Student-designed lunar sample collection system test successful


Debra Levey Larson

divers demonstrating UIUC team's tool
Diver at JSC's Neutral Buoyancy Lab pool demonstrate UIUC team's tool.

In early June, a team of undergraduate students traveled to the Johnson Space Center in Houston, Texas. The trip’s purpose was for the students to witness the lunar sample collection bag system they designed demonstrated by divers in the Neutral Buoyancy Lab pool.

A video of the divers testing Illinois’ entry is viewable on the Department of Aerospace Engineering’s YouTube channel, courtesy of NASA.

“The Illinois project team of this year’s NASA Micro-G NeXt challenge was demonstrated successfully,” said Michael Lembeck, aerospace engineering professor and director of the Laboratory for Advanced Space Systems at Illinois.

The team spent this past year examining the Apollo system design, designing and prototyping their own hardware, getting feedback from Apollo 17 astronaut Harrison Schmitt, and writing their test plans and procedures leading up to the demonstration.

Harriet Hunt hands her team's lunar sample collection bag system to a diver.
Harriet Hunt hands her team's lunar sample collection bag system to a diver.

“We were the second team to be tested and the dispenser and bags worked extremely well in the pool,” Lembeck said. “The test diver relayed that it was easy to use and he enjoyed trying out the tool.
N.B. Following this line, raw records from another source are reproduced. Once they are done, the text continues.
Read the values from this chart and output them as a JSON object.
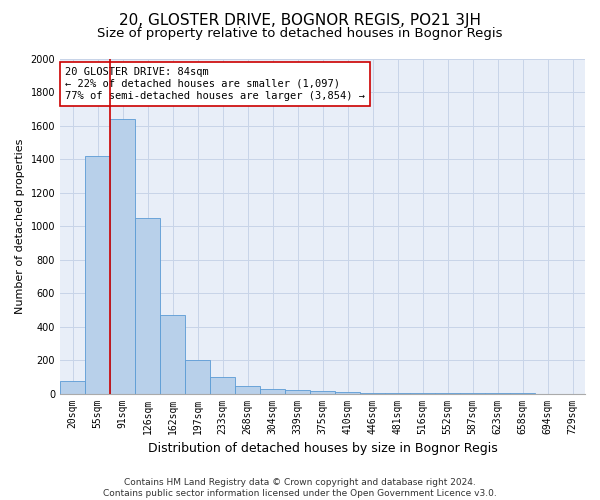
{
  "title": "20, GLOSTER DRIVE, BOGNOR REGIS, PO21 3JH",
  "subtitle": "Size of property relative to detached houses in Bognor Regis",
  "xlabel": "Distribution of detached houses by size in Bognor Regis",
  "ylabel": "Number of detached properties",
  "footer_line1": "Contains HM Land Registry data © Crown copyright and database right 2024.",
  "footer_line2": "Contains public sector information licensed under the Open Government Licence v3.0.",
  "bar_labels": [
    "20sqm",
    "55sqm",
    "91sqm",
    "126sqm",
    "162sqm",
    "197sqm",
    "233sqm",
    "268sqm",
    "304sqm",
    "339sqm",
    "375sqm",
    "410sqm",
    "446sqm",
    "481sqm",
    "516sqm",
    "552sqm",
    "587sqm",
    "623sqm",
    "658sqm",
    "694sqm",
    "729sqm"
  ],
  "bar_values": [
    75,
    1420,
    1640,
    1050,
    470,
    200,
    100,
    45,
    30,
    20,
    15,
    8,
    5,
    4,
    3,
    2,
    2,
    1,
    1,
    0,
    0
  ],
  "bar_color": "#b8d0ea",
  "bar_edge_color": "#5b9bd5",
  "grid_color": "#c8d4e8",
  "background_color": "#e8eef8",
  "vline_color": "#cc0000",
  "vline_pos": 1.5,
  "annotation_text": "20 GLOSTER DRIVE: 84sqm\n← 22% of detached houses are smaller (1,097)\n77% of semi-detached houses are larger (3,854) →",
  "annotation_box_facecolor": "#ffffff",
  "annotation_box_edgecolor": "#cc0000",
  "ylim": [
    0,
    2000
  ],
  "yticks": [
    0,
    200,
    400,
    600,
    800,
    1000,
    1200,
    1400,
    1600,
    1800,
    2000
  ],
  "title_fontsize": 11,
  "subtitle_fontsize": 9.5,
  "xlabel_fontsize": 9,
  "ylabel_fontsize": 8,
  "tick_fontsize": 7,
  "annotation_fontsize": 7.5,
  "footer_fontsize": 6.5
}
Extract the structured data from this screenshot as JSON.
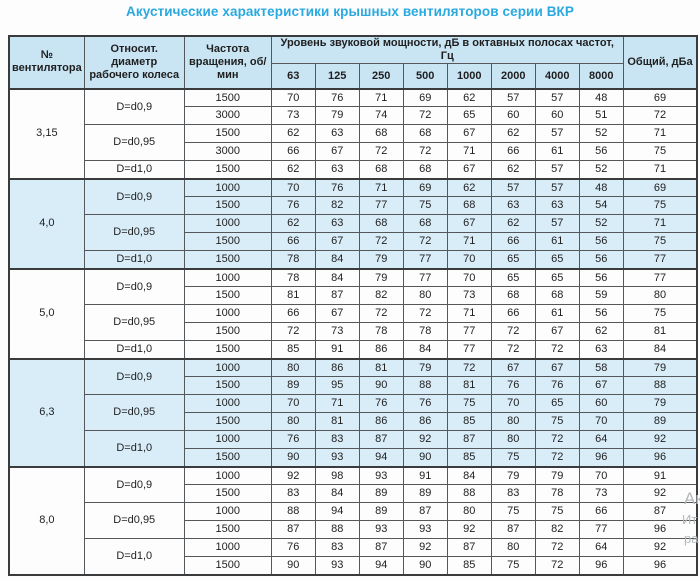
{
  "title": "Акустические характеристики крышных вентиляторов серии ВКР",
  "colors": {
    "title_text": "#29a9e0",
    "header_bg": "#c9e5f4",
    "shaded_group_bg": "#d9edf9",
    "border": "#55585a"
  },
  "watermark": [
    "Ак",
    "Ит",
    "ра"
  ],
  "table": {
    "headers": {
      "fan_no": "№ вентилятора",
      "diameter": "Относит. диаметр рабочего колеса",
      "speed": "Частота вращения, об/мин",
      "spl_group": "Уровень звуковой мощности, дБ в октавных полосах частот, Гц",
      "frequencies": [
        "63",
        "125",
        "250",
        "500",
        "1000",
        "2000",
        "4000",
        "8000"
      ],
      "total": "Общий, дБа"
    },
    "groups": [
      {
        "fan": "3,15",
        "shaded": false,
        "subgroups": [
          {
            "diameter": "D=d0,9",
            "rows": [
              {
                "speed": "1500",
                "values": [
                  70,
                  76,
                  71,
                  69,
                  62,
                  57,
                  57,
                  48
                ],
                "total": 69
              },
              {
                "speed": "3000",
                "values": [
                  73,
                  79,
                  74,
                  72,
                  65,
                  60,
                  60,
                  51
                ],
                "total": 72
              }
            ]
          },
          {
            "diameter": "D=d0,95",
            "rows": [
              {
                "speed": "1500",
                "values": [
                  62,
                  63,
                  68,
                  68,
                  67,
                  62,
                  57,
                  52
                ],
                "total": 71
              },
              {
                "speed": "3000",
                "values": [
                  66,
                  67,
                  72,
                  72,
                  71,
                  66,
                  61,
                  56
                ],
                "total": 75
              }
            ]
          },
          {
            "diameter": "D=d1,0",
            "rows": [
              {
                "speed": "1500",
                "values": [
                  62,
                  63,
                  68,
                  68,
                  67,
                  62,
                  57,
                  52
                ],
                "total": 71
              }
            ]
          }
        ]
      },
      {
        "fan": "4,0",
        "shaded": true,
        "subgroups": [
          {
            "diameter": "D=d0,9",
            "rows": [
              {
                "speed": "1000",
                "values": [
                  70,
                  76,
                  71,
                  69,
                  62,
                  57,
                  57,
                  48
                ],
                "total": 69
              },
              {
                "speed": "1500",
                "values": [
                  76,
                  82,
                  77,
                  75,
                  68,
                  63,
                  63,
                  54
                ],
                "total": 75
              }
            ]
          },
          {
            "diameter": "D=d0,95",
            "rows": [
              {
                "speed": "1000",
                "values": [
                  62,
                  63,
                  68,
                  68,
                  67,
                  62,
                  57,
                  52
                ],
                "total": 71
              },
              {
                "speed": "1500",
                "values": [
                  66,
                  67,
                  72,
                  72,
                  71,
                  66,
                  61,
                  56
                ],
                "total": 75
              }
            ]
          },
          {
            "diameter": "D=d1,0",
            "rows": [
              {
                "speed": "1500",
                "values": [
                  78,
                  84,
                  79,
                  77,
                  70,
                  65,
                  65,
                  56
                ],
                "total": 77
              }
            ]
          }
        ]
      },
      {
        "fan": "5,0",
        "shaded": false,
        "subgroups": [
          {
            "diameter": "D=d0,9",
            "rows": [
              {
                "speed": "1000",
                "values": [
                  78,
                  84,
                  79,
                  77,
                  70,
                  65,
                  65,
                  56
                ],
                "total": 77
              },
              {
                "speed": "1500",
                "values": [
                  81,
                  87,
                  82,
                  80,
                  73,
                  68,
                  68,
                  59
                ],
                "total": 80
              }
            ]
          },
          {
            "diameter": "D=d0,95",
            "rows": [
              {
                "speed": "1000",
                "values": [
                  66,
                  67,
                  72,
                  72,
                  71,
                  66,
                  61,
                  56
                ],
                "total": 75
              },
              {
                "speed": "1500",
                "values": [
                  72,
                  73,
                  78,
                  78,
                  77,
                  72,
                  67,
                  62
                ],
                "total": 81
              }
            ]
          },
          {
            "diameter": "D=d1,0",
            "rows": [
              {
                "speed": "1500",
                "values": [
                  85,
                  91,
                  86,
                  84,
                  77,
                  72,
                  72,
                  63
                ],
                "total": 84
              }
            ]
          }
        ]
      },
      {
        "fan": "6,3",
        "shaded": true,
        "subgroups": [
          {
            "diameter": "D=d0,9",
            "rows": [
              {
                "speed": "1000",
                "values": [
                  80,
                  86,
                  81,
                  79,
                  72,
                  67,
                  67,
                  58
                ],
                "total": 79
              },
              {
                "speed": "1500",
                "values": [
                  89,
                  95,
                  90,
                  88,
                  81,
                  76,
                  76,
                  67
                ],
                "total": 88
              }
            ]
          },
          {
            "diameter": "D=d0,95",
            "rows": [
              {
                "speed": "1000",
                "values": [
                  70,
                  71,
                  76,
                  76,
                  75,
                  70,
                  65,
                  60
                ],
                "total": 79
              },
              {
                "speed": "1500",
                "values": [
                  80,
                  81,
                  86,
                  86,
                  85,
                  80,
                  75,
                  70
                ],
                "total": 89
              }
            ]
          },
          {
            "diameter": "D=d1,0",
            "rows": [
              {
                "speed": "1000",
                "values": [
                  76,
                  83,
                  87,
                  92,
                  87,
                  80,
                  72,
                  64
                ],
                "total": 92
              },
              {
                "speed": "1500",
                "values": [
                  90,
                  93,
                  94,
                  90,
                  85,
                  75,
                  72,
                  96
                ],
                "total": 96
              }
            ]
          }
        ]
      },
      {
        "fan": "8,0",
        "shaded": false,
        "subgroups": [
          {
            "diameter": "D=d0,9",
            "rows": [
              {
                "speed": "1000",
                "values": [
                  92,
                  98,
                  93,
                  91,
                  84,
                  79,
                  79,
                  70
                ],
                "total": 91
              },
              {
                "speed": "1500",
                "values": [
                  83,
                  84,
                  89,
                  89,
                  88,
                  83,
                  78,
                  73
                ],
                "total": 92
              }
            ]
          },
          {
            "diameter": "D=d0,95",
            "rows": [
              {
                "speed": "1000",
                "values": [
                  88,
                  94,
                  89,
                  87,
                  80,
                  75,
                  75,
                  66
                ],
                "total": 87
              },
              {
                "speed": "1500",
                "values": [
                  87,
                  88,
                  93,
                  93,
                  92,
                  87,
                  82,
                  77
                ],
                "total": 96
              }
            ]
          },
          {
            "diameter": "D=d1,0",
            "rows": [
              {
                "speed": "1000",
                "values": [
                  76,
                  83,
                  87,
                  92,
                  87,
                  80,
                  72,
                  64
                ],
                "total": 92
              },
              {
                "speed": "1500",
                "values": [
                  90,
                  93,
                  94,
                  90,
                  85,
                  75,
                  72,
                  96
                ],
                "total": 96
              }
            ]
          }
        ]
      }
    ]
  }
}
He was able to collect two rock samples and one sand sample in an eight-minute period with no major issues.”

The team’s project manager was Harriet Hunt, B.S. ’22. She served as a sub-team lead for another project in 2019.
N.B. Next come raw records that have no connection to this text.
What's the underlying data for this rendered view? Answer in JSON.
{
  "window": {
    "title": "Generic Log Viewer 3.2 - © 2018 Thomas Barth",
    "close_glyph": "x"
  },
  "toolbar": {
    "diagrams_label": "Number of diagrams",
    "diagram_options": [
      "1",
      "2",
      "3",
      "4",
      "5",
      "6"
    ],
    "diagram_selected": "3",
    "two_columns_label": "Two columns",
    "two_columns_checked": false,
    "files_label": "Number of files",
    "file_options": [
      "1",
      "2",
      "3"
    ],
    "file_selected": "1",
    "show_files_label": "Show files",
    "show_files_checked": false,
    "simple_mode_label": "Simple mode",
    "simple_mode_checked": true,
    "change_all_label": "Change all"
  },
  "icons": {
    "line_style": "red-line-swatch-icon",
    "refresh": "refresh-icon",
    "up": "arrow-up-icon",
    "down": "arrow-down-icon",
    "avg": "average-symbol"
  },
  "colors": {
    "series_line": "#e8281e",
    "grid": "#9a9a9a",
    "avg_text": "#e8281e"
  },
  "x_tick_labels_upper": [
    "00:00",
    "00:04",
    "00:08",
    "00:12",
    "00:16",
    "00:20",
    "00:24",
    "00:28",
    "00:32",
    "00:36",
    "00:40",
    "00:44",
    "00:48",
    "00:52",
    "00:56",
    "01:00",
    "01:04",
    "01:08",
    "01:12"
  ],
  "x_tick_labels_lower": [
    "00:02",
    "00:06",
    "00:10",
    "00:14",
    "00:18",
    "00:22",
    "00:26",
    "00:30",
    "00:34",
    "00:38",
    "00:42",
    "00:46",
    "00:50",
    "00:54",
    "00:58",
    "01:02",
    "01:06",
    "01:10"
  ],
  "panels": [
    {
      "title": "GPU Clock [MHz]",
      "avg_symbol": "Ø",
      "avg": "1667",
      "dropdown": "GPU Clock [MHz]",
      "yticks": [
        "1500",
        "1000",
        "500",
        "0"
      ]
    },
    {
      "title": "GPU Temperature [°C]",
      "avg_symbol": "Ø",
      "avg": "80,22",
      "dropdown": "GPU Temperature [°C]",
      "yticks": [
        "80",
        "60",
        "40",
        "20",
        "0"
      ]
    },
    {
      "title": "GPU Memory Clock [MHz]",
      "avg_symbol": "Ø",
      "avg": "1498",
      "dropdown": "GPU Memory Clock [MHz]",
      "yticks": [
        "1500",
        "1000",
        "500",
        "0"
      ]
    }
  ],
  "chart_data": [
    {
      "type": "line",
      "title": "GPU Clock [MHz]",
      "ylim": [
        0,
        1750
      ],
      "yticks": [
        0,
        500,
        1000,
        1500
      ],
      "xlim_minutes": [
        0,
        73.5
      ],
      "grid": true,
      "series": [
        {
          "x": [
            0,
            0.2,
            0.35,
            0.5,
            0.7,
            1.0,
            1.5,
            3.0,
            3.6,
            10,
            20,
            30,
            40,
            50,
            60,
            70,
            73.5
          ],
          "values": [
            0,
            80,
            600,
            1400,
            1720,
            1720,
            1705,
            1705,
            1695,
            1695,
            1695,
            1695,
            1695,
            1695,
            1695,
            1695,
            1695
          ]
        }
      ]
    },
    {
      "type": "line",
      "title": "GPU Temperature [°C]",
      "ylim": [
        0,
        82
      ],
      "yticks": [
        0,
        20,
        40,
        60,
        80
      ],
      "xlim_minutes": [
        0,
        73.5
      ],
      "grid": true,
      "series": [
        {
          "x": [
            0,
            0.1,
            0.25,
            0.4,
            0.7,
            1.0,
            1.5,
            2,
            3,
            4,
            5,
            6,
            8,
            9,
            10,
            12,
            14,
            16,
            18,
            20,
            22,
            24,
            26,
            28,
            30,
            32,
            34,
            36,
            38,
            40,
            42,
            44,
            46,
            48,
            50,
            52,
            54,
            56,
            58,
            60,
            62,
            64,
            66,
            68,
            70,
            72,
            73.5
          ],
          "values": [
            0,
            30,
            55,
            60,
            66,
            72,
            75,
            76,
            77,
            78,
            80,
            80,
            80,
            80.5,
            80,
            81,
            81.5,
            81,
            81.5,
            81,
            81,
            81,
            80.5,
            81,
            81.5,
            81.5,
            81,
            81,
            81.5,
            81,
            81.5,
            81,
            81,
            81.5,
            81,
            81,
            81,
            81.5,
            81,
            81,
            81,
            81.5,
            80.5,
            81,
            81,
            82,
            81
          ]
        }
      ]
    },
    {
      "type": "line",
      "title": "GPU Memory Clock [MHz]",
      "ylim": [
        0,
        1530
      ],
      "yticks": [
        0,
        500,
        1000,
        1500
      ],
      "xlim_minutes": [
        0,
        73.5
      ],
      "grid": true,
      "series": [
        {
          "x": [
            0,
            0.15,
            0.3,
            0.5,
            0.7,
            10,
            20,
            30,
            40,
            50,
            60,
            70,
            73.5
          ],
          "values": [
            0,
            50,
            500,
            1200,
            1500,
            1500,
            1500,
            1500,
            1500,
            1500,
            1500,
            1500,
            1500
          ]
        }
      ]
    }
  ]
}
“I learned so much about how to lead a technical project and how to handle an engineering challenge through a different lens,” Hunt said. “Following the testing week at the NBL we learned that our tool will be on display in an Artemis exhibit in downtown Houston for six months beginning in August which is really exciting for the team. I couldn’t be more proud of my members.”

Micrognext team members
Left to right: Alex Brouillette, Sara McCarthy, Veronica Leto, and Harriet Hunt.

Hunt is currently an intern at Astranis as a mission operations engineer. In August, she will begin working full time for KBR at NASA’s Johnson Space Center as an International Space Station flight controller.

In addition to Hunt, team members included Veronica Leto, who also graduated in May, aerospace engineering sophomore Sara McCarthy, and first year electrical and computer engineering student Alex Brouillette.

Micro g NExT is one of the student project teams in UIUC's Illinois Space Society, which is the University of Illinois chapter of Students for the Exploration and Development of Space.